Pedro Lopes é o criador do primeiro original português da Netflix. Director de conteúdos da SPi há quase década e meia, escreveu de tudo: filmes, séries, telenovelas. ‘Glória’, diz em entrevista à Time Out, é uma história que guardou para o momento certo.
A televisão não é novidade para Tiago Guedes. No currículo tem Odisseia e Os Boys, ambas para a RTP, e até o filme A Herdade tem uma versão longa e repartida em quatro episódios. Todas elas propostas muito diferentes entre si. Agora, junta a esse leque um thriller de espionagem em dez episódios: Glória. É o primeiro original português da Netflix, estreado a 5 de Novembro, e passa-se no Portugal dos anos 1960, num centro retransmissor que funcionava então numa pequena localidade do Ribatejo às mãos dos EUA – a RARET. Dali saía propaganda norte-americana, emitida para territórios que ficavam para lá da Cortina de Ferro, e é o local para onde convergem, nesta história, agentes da CIA, do KGB e do Estado Novo.
A RARET é um lugar meio esquecido da nossa memória – até porque, em Portugal, afectava quem lá trabalhava e pouco mais. Já o conhecias?
Não fazia a mínima ideia da existência da RARET. Foi o ponto-chave para o meu entusiasmo crescer logo quando me falaram sobre esse sítio e o facto de ele ter sido esquecido, ou escondido, da nossa história. Isso foi muito fascinante. Quis muito tentar perceber melhor o quê que era aquilo.
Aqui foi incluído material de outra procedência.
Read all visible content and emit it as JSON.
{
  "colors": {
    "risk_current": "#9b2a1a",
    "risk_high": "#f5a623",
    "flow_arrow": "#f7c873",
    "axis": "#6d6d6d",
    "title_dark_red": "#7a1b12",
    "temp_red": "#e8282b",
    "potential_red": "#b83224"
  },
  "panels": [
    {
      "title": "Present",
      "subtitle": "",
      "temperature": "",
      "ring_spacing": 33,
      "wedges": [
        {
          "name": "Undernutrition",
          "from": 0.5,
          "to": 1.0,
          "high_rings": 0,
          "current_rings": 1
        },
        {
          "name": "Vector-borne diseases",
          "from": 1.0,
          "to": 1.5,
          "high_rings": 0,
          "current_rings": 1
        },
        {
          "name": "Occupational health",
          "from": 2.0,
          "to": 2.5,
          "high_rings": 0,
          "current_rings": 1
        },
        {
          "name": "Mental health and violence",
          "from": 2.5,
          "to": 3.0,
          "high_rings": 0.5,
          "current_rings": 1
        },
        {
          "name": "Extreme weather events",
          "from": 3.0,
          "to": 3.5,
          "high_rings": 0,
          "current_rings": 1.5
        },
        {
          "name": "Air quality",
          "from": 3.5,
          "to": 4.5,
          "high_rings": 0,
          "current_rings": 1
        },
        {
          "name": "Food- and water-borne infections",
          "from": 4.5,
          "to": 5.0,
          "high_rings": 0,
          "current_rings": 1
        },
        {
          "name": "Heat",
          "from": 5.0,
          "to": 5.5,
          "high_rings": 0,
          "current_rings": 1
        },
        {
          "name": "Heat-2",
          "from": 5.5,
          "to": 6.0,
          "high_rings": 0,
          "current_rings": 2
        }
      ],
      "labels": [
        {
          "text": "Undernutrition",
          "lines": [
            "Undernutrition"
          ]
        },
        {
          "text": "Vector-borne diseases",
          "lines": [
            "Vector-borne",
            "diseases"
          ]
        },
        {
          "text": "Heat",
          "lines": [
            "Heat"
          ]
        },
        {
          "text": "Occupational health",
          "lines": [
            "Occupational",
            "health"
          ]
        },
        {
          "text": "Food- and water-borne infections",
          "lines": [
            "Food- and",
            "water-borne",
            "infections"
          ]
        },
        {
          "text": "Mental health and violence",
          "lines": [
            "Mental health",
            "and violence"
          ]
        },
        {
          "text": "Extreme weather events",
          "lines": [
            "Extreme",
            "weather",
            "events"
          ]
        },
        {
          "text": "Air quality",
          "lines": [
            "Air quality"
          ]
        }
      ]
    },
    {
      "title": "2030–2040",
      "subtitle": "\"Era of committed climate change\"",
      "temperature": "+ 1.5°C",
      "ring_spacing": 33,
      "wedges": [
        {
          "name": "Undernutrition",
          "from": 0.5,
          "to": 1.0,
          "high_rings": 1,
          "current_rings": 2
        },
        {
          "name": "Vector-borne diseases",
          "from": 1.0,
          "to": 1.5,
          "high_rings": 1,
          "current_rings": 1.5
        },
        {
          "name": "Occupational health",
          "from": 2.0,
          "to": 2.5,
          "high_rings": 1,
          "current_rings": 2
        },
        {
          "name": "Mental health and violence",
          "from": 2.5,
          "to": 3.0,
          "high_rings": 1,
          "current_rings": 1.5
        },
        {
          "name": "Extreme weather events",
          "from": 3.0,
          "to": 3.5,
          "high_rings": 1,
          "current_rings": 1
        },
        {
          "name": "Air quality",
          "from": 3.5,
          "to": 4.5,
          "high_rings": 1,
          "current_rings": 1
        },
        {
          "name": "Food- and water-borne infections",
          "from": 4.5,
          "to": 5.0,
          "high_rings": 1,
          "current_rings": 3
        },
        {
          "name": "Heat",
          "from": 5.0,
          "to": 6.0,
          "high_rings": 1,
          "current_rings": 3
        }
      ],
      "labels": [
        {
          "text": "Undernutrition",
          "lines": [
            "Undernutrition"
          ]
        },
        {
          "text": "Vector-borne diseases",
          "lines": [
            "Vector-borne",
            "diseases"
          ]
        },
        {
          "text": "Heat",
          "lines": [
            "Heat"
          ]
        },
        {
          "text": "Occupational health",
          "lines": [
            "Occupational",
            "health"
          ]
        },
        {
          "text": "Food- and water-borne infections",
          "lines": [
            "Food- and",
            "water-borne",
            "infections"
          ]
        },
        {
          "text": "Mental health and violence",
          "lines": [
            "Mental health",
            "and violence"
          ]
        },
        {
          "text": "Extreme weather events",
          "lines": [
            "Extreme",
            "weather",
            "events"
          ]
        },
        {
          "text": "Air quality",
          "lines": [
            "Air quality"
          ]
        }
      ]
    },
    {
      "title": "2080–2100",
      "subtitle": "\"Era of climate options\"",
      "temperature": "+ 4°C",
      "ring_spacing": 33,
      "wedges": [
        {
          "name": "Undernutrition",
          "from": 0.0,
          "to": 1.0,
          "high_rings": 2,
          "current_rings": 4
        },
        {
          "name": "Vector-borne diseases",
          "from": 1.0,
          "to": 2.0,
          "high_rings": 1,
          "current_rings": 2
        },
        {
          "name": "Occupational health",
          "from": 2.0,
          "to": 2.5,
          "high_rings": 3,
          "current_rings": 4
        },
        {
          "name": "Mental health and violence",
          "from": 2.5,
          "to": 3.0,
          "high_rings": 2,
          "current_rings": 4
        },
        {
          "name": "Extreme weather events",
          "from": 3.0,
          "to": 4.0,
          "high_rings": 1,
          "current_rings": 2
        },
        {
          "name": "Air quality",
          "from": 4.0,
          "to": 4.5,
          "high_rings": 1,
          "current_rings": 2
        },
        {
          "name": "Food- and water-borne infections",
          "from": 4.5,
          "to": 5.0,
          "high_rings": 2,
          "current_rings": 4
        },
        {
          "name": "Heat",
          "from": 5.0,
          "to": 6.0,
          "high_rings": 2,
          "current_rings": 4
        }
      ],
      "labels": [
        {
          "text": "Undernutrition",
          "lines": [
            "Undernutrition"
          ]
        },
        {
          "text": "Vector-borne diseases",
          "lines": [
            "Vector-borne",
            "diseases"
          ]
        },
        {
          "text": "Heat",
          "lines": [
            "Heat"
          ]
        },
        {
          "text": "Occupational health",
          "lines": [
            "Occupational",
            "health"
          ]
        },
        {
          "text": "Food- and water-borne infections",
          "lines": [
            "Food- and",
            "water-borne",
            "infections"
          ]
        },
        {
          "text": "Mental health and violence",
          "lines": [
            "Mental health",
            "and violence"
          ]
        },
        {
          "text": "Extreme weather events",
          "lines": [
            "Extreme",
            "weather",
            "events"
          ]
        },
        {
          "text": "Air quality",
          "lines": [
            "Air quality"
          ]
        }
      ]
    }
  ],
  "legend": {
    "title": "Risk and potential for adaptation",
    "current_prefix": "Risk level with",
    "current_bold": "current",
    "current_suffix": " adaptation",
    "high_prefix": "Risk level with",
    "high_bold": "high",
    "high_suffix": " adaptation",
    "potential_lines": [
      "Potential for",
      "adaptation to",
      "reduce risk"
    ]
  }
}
É um local que dá a Portugal um papel mais interventivo do que aquilo que se imaginaria no decurso da Guerra Fria.
Havia postos idênticos à RARET em vários sítios da Europa. Eram todos importantes, porque cada um abrangia zonas específicas desses países para lá da Cortina [de Ferro]. Estou a trabalhar num outro projecto com um director de fotografia que vivia na República Checa na altura, e ele falou-me da importância que tinham essas emissões para o bem-estar das pessoas, para a forma como iam lidando com a pressão dos regimes.
Como é que essa importância é transferida para a realidade portuguesa em Glória?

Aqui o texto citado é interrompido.